Dirigent Zdeněk Mácal feiert 85. Geburtstag

Zdeněk Mácal

Vor wenigen Tagen hat einer der führenden tschechischen Dirigenten der Gegenwart, Zdeněk Mácal, seinen 85. Geburtstag gefeiert. Der Musiker hat sich zuerst im Ausland einen Namen gemacht, bevor er auch in seiner Heimat anerkannt wurde. Das hatte rein politische Gründe.

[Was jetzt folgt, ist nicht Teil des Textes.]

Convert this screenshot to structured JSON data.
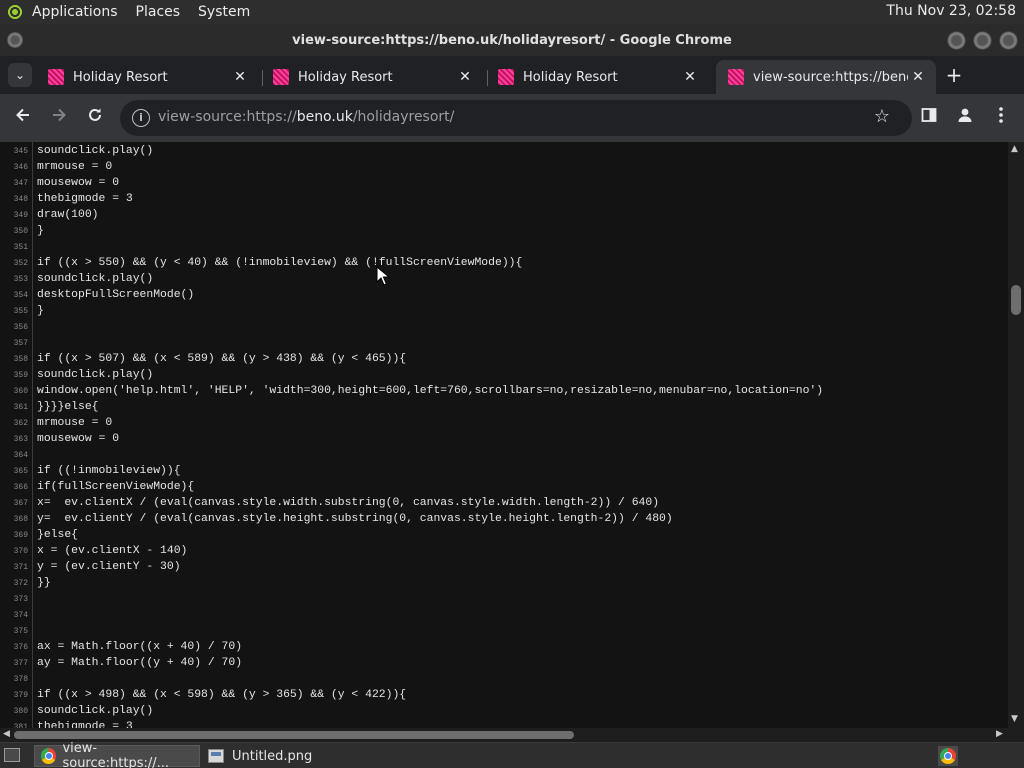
{
  "top_panel": {
    "menus": [
      "Applications",
      "Places",
      "System"
    ],
    "clock": "Thu Nov 23, 02:58"
  },
  "window": {
    "title": "view-source:https://beno.uk/holidayresort/ - Google Chrome"
  },
  "tabs": [
    {
      "title": "Holiday Resort",
      "active": false
    },
    {
      "title": "Holiday Resort",
      "active": false
    },
    {
      "title": "Holiday Resort",
      "active": false
    },
    {
      "title": "view-source:https://beno.uk",
      "active": true
    }
  ],
  "toolbar": {
    "url_prefix": "view-source:https://",
    "url_host": "beno.uk",
    "url_path": "/holidayresort/"
  },
  "source_lines": [
    {
      "n": "345",
      "code": "soundclick.play()"
    },
    {
      "n": "346",
      "code": "mrmouse = 0"
    },
    {
      "n": "347",
      "code": "mousewow = 0"
    },
    {
      "n": "348",
      "code": "thebigmode = 3"
    },
    {
      "n": "349",
      "code": "draw(100)"
    },
    {
      "n": "350",
      "code": "}"
    },
    {
      "n": "351",
      "code": ""
    },
    {
      "n": "352",
      "code": "if ((x > 550) && (y < 40) && (!inmobileview) && (!fullScreenViewMode)){"
    },
    {
      "n": "353",
      "code": "soundclick.play()"
    },
    {
      "n": "354",
      "code": "desktopFullScreenMode()"
    },
    {
      "n": "355",
      "code": "}"
    },
    {
      "n": "356",
      "code": ""
    },
    {
      "n": "357",
      "code": ""
    },
    {
      "n": "358",
      "code": "if ((x > 507) && (x < 589) && (y > 438) && (y < 465)){"
    },
    {
      "n": "359",
      "code": "soundclick.play()"
    },
    {
      "n": "360",
      "code": "window.open('help.html', 'HELP', 'width=300,height=600,left=760,scrollbars=no,resizable=no,menubar=no,location=no')"
    },
    {
      "n": "361",
      "code": "}}}}else{"
    },
    {
      "n": "362",
      "code": "mrmouse = 0"
    },
    {
      "n": "363",
      "code": "mousewow = 0"
    },
    {
      "n": "364",
      "code": ""
    },
    {
      "n": "365",
      "code": "if ((!inmobileview)){"
    },
    {
      "n": "366",
      "code": "if(fullScreenViewMode){"
    },
    {
      "n": "367",
      "code": "x=  ev.clientX / (eval(canvas.style.width.substring(0, canvas.style.width.length-2)) / 640)"
    },
    {
      "n": "368",
      "code": "y=  ev.clientY / (eval(canvas.style.height.substring(0, canvas.style.height.length-2)) / 480)"
    },
    {
      "n": "369",
      "code": "}else{"
    },
    {
      "n": "370",
      "code": "x = (ev.clientX - 140)"
    },
    {
      "n": "371",
      "code": "y = (ev.clientY - 30)"
    },
    {
      "n": "372",
      "code": "}}"
    },
    {
      "n": "373",
      "code": ""
    },
    {
      "n": "374",
      "code": ""
    },
    {
      "n": "375",
      "code": ""
    },
    {
      "n": "376",
      "code": "ax = Math.floor((x + 40) / 70)"
    },
    {
      "n": "377",
      "code": "ay = Math.floor((y + 40) / 70)"
    },
    {
      "n": "378",
      "code": ""
    },
    {
      "n": "379",
      "code": "if ((x > 498) && (x < 598) && (y > 365) && (y < 422)){"
    },
    {
      "n": "380",
      "code": "soundclick.play()"
    },
    {
      "n": "381",
      "code": "thebigmode = 3"
    }
  ],
  "taskbar": {
    "items": [
      {
        "label": "view-source:https://...",
        "active": true
      },
      {
        "label": "Untitled.png",
        "active": false
      }
    ]
  }
}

Zdeněk Mácal  (Foto: Tschechisches Fernsehen)

„Prager Frühling“ heißt eines der wichtigsten Musikfestivals in der tschechischen Hauptstadt. Gleichzeitig wird damit aber auch die Reformbewegung bezeichnet, die im Frühjahr 1968 in der ČSSR um einen demokratischen Sozialismus mit „menschlichem Antlitz“ kämpfte. Doch die sowjetischen Panzer überrollten diese Hoffnung auf ein besseres Leben, und mehrere Hunderttausend Menschen emigrierten aus der damaligen Tschechoslowakei in den Westen. Auch Zdeněk Mácal entschloss sich für den Gang ins Exil. Der gebürtige Brünner konnte damals schon auf einige bedeutende Erfolge zurückblicken. 1965 gewann er den Dirigierwettbewerb von Besançon, und ein Jahr später kam er bei der Dimitri Mitropoulos International Music Competition in New York auf den dritten Platz. Ab 1967 leitete er dann als Chefdirigent das Prager Symphonieorchester FOK.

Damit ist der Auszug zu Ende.